Context Engineering solves this. When your standards are queryable, AI doesn’t guess at conventions—it queries your ADRs and generates code that matches YOUR patterns.

I didn’t tell Claude “write tests.” I told Claude “write tests following ADR-003.” The difference is everything.

The Impact

Before refactoring:

  • Bug fix time: 2-4 hours
  • New feature time: 1-2 days
  • Onboarding time: 2-3 weeks
  • Production incidents: 2-3 per month

After refactoring:

  • Bug fix time: 30-60 minutes
  • New feature time: 4-8 hours
  • Onboarding time: 2-3 days
  • Production incidents: >1 per month

Estimated savings: 60-80 hours per month in development and bug fixes.

The Broader Lesson

Every enterprise has 1,348-line functions. Every team has technical debt. Every organization struggles with consistency when using AI tools.

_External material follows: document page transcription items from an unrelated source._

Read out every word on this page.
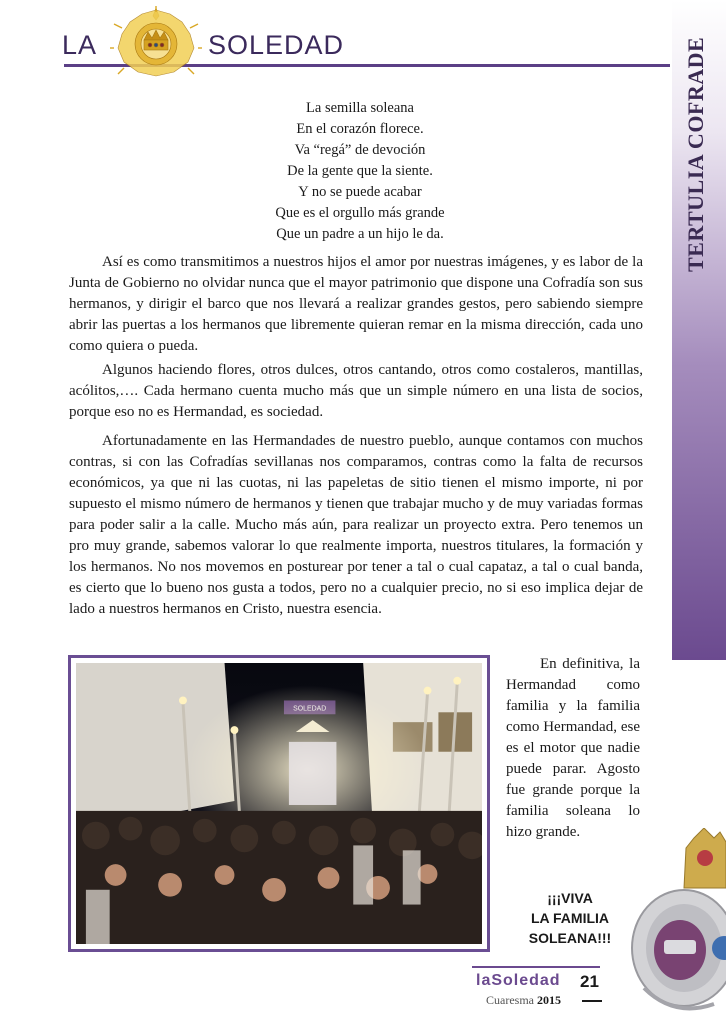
TERTULIA COFRADE
LA	SOLEDAD
La semilla soleana
En el corazón florece.
Va “regá” de devoción
De la gente que la siente.
Y no se puede acabar
Que es el orgullo más grande
Que un padre a un hijo le da.

Así es como transmitimos a nuestros hijos el amor por nuestras imágenes, y es labor de la Junta de Gobierno no olvidar nunca que el mayor patrimonio que dispone una Cofradía son sus hermanos, y dirigir el barco que nos llevará a realizar grandes gestos, pero sabiendo siempre abrir las puertas a los hermanos que libremente quieran remar en la misma dirección, cada uno como quiera o pueda.

Algunos haciendo flores, otros dulces, otros cantando, otros como costaleros, mantillas, acólitos,…. Cada hermano cuenta mucho más que un simple número en una lista de socios, porque eso no es Hermandad, es sociedad.

Afortunadamente en las Hermandades de nuestro pueblo, aunque contamos con muchos contras, si con las Cofradías sevillanas nos comparamos, contras como la falta de recursos económicos, ya que ni las cuotas, ni las papeletas de sitio tienen el mismo importe, ni por supuesto el mismo número de hermanos y tienen que trabajar mucho y de muy variadas formas para poder salir a la calle. Mucho más aún, para realizar un proyecto extra. Pero tenemos un pro muy grande, sabemos valorar lo que realmente importa, nuestros titulares, la formación y los hermanos. No nos movemos en posturear por tener a tal o cual capataz, a tal o cual banda, es cierto que lo bueno nos gusta a todos, pero no a cualquier precio, no si eso implica dejar de lado a nuestros hermanos en Cristo, nuestra esencia.

En definitiva, la Hermandad como familia y la familia como Hermandad, ese es el motor que nadie puede parar. Agosto fue grande porque la familia soleana lo hizo grande.

¡¡¡VIVA
LA FAMILIA
SOLEANA!!!
laSoledad 21
Cuaresma 2015
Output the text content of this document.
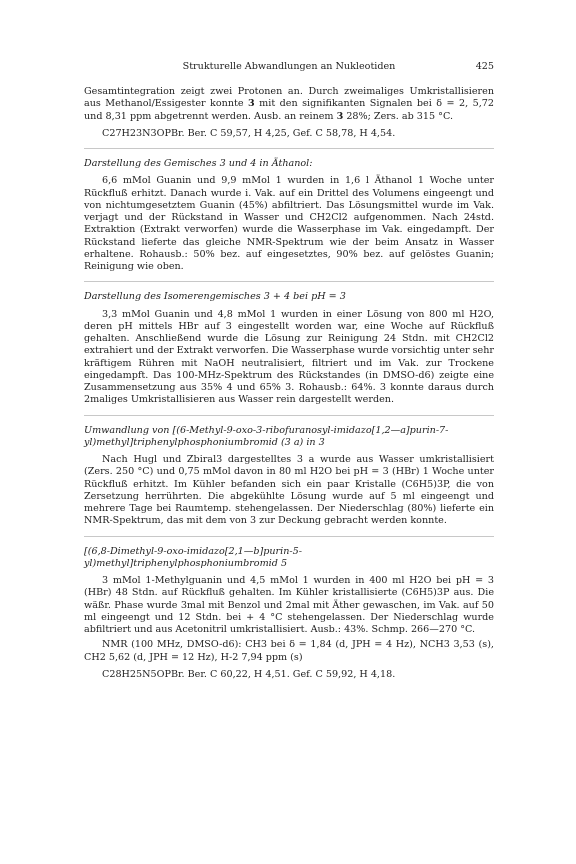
Strukturelle Abwandlungen an Nukleotiden	425

Gesamtintegration zeigt zwei Protonen an. Durch zweimaliges Umkristallisieren aus Methanol/Essigester konnte 3 mit den signifikanten Signalen bei δ = 2, 5,72 und 8,31 ppm abgetrennt werden. Ausb. an reinem 3 28%; Zers. ab 315 °C.

C27H23N3OPBr. Ber. C 59,57, H 4,25, Gef. C 58,78, H 4,54.

Darstellung des Gemisches 3 und 4 in Äthanol:

6,6 mMol Guanin und 9,9 mMol 1 wurden in 1,6 l Äthanol 1 Woche unter Rückfluß erhitzt. Danach wurde i. Vak. auf ein Drittel des Volumens eingeengt und von nichtumgesetztem Guanin (45%) abfiltriert. Das Lösungsmittel wurde im Vak. verjagt und der Rückstand in Wasser und CH2Cl2 aufgenommen. Nach 24std. Extraktion (Extrakt verworfen) wurde die Wasserphase im Vak. eingedampft. Der Rückstand lieferte das gleiche NMR-Spektrum wie der beim Ansatz in Wasser erhaltene. Rohausb.: 50% bez. auf eingesetztes, 90% bez. auf gelöstes Guanin; Reinigung wie oben.

Darstellung des Isomerengemisches 3 + 4 bei pH = 3

3,3 mMol Guanin und 4,8 mMol 1 wurden in einer Lösung von 800 ml H2O, deren pH mittels HBr auf 3 eingestellt worden war, eine Woche auf Rückfluß gehalten. Anschließend wurde die Lösung zur Reinigung 24 Stdn. mit CH2Cl2 extrahiert und der Extrakt verworfen. Die Wasserphase wurde vorsichtig unter sehr kräftigem Rühren mit NaOH neutralisiert, filtriert und im Vak. zur Trockene eingedampft. Das 100-MHz-Spektrum des Rückstandes (in DMSO-d6) zeigte eine Zusammensetzung aus 35% 4 und 65% 3. Rohausb.: 64%. 3 konnte daraus durch 2maliges Umkristallisieren aus Wasser rein dargestellt werden.

Umwandlung von [(6-Methyl-9-oxo-3-ribofuranosyl-imidazo[1,2—a]purin-7-yl)methyl]triphenylphosphoniumbromid (3 a) in 3

Nach Hugl und Zbiral3 dargestelltes 3 a wurde aus Wasser umkristallisiert (Zers. 250 °C) und 0,75 mMol davon in 80 ml H2O bei pH = 3 (HBr) 1 Woche unter Rückfluß erhitzt. Im Kühler befanden sich ein paar Kristalle (C6H5)3P, die von Zersetzung herrührten. Die abgekühlte Lösung wurde auf 5 ml eingeengt und mehrere Tage bei Raumtemp. stehengelassen. Der Niederschlag (80%) lieferte ein NMR-Spektrum, das mit dem von 3 zur Deckung gebracht werden konnte.

[(6,8-Dimethyl-9-oxo-imidazo[2,1—b]purin-5-yl)methyl]triphenylphosphoniumbromid 5

3 mMol 1-Methylguanin und 4,5 mMol 1 wurden in 400 ml H2O bei pH = 3 (HBr) 48 Stdn. auf Rückfluß gehalten. Im Kühler kristallisierte (C6H5)3P aus. Die wäßr. Phase wurde 3mal mit Benzol und 2mal mit Äther gewaschen, im Vak. auf 50 ml eingeengt und 12 Stdn. bei + 4 °C stehengelassen. Der Niederschlag wurde abfiltriert und aus Acetonitril umkristallisiert. Ausb.: 43%. Schmp. 266—270 °C.

NMR (100 MHz, DMSO-d6): CH3 bei δ = 1,84 (d, JPH = 4 Hz), NCH3 3,53 (s), CH2 5,62 (d, JPH = 12 Hz), H-2 7,94 ppm (s)

C28H25N5OPBr. Ber. C 60,22, H 4,51. Gef. C 59,92, H 4,18.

They need a systematic way to fix it.

Context Engineering provides that:

  1. Document your standards as ADRs
  2. Structure work as executable milestones
  3. Use AI tools that query your standards
  4. Validate outcomes, not implementation
  5. Maintain velocity AND alignment

Technical debt remediation becomes systematic instead of heroic. AI assistance becomes aligned instead of chaotic. Teams go fast AND stay consistent.

My Evolution

I built my platform using GPT that made me 10x faster through copy/paste workflows.

I switched to Claude Code CLI that made me 10x faster again through direct file manipulation.

I added Context Engineering that made it systematic instead of ad-hoc.

The result: 100x velocity with alignment. Not just fast—fast in the right direction.

What This Proves

If AI can systematically remediate a 1,348-line Lambda while maintaining organizational standards, it can handle any technical debt.

The challenge isn’t AI capability. It’s making your systems AI-understandable.

That’s Context Engineering. That’s the future.

Not AI that codes. But AI that codes the way YOUR organization codes.